Over 150 million websites among a billion tested include sensitive (and tracked) content
A decisive research effort for protecting our privacy on the Web: Privacy law is made for use by humans… how can we teach this law to machines? Nikolaos Laoutaris, Research Professor at IMDEA Networks Institute, participates in the biggest study about tracking of sensitive topics on the web
14 October 2020
The European General Data Protection Regulation (GDPR) includes specific clauses that put restrictions on the collection and processing of sensitive personal data, defined as any data revealing racial or ethnic origin, political opinions, religious or philosophical beliefs, or trade union membership, also genetic data, biometric data for the purpose of uniquely identifying a natural person, data concerning health or data concerning a natural person’s sex life or sexual orientation…
After two years of hard work, and having crunched more than one billion web-sites (most of the English speaking web), an international team, with Nikolaos Laoutaris (Research Professor at IMDEA Networks Institute, Madrid), as well as researchers from TU Berlin and the Cyprus University of Technology, has developed specialised machine learning classifiers that are able to identify sensitive URLs on the web and used them to search for such URLs on a corpus of some 1 billion URLs in total. As a main (and disturbing) result, some 150 million of them were find to include sensitive content related to Health, Political Beliefs, Sexual Orientation, etc … and still be tracked nearly as much as the rest of the web.
A real time detection
Existing legislation about sensitive personal data is targeted mostly for use by humans, e.g., to file complaints, conduct investigations, and even pursue cases in courts of law. With the use of the new automated machine learning classifiers, however, additional proactive measures can also be put in place for the first time. For example, the browser of the user, or an add-on program, can warn him before clicking and following URLs pointing to sensitive content. Upon visiting such sites, trackers can be blocked, and complaints can be automatically filed. Being able to do the above hinges on being able to classify automatically whether a URL is a sensitive one or not, in real time.

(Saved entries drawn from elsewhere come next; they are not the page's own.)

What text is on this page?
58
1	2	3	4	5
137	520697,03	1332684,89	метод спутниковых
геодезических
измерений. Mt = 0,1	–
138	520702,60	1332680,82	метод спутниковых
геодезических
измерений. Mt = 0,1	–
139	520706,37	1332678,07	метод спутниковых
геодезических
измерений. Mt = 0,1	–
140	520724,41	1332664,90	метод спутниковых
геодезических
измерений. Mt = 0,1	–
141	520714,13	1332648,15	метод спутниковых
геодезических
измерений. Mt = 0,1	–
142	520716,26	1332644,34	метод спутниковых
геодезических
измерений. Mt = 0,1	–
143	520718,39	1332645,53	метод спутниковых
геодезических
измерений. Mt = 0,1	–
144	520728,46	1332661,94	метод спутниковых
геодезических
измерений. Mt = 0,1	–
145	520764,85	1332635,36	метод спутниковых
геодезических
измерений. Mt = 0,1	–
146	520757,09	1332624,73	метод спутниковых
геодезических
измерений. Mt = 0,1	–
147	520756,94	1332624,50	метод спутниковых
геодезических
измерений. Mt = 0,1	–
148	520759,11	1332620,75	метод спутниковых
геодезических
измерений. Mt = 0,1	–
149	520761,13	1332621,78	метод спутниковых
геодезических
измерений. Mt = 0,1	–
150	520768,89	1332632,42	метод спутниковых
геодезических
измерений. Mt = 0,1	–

The latter is easier said than done. The reason has to do with the ambiguity of terms such as “Health”, that are used by legal documents to indicate what types of information are considered as sensitive. Indeed, the word Health can be found in both web-sites about healthy eating, sports, and organic food, but also on web-sites about chronic diseases, sexually transmitted diseases, and cancer. Most of the effort on producing the aforementioned classifier went into collecting sufficient “ground-truth” data for training the classifier and allowing it to distinguish truly sensitive uses of words such as health from less sensitive ones.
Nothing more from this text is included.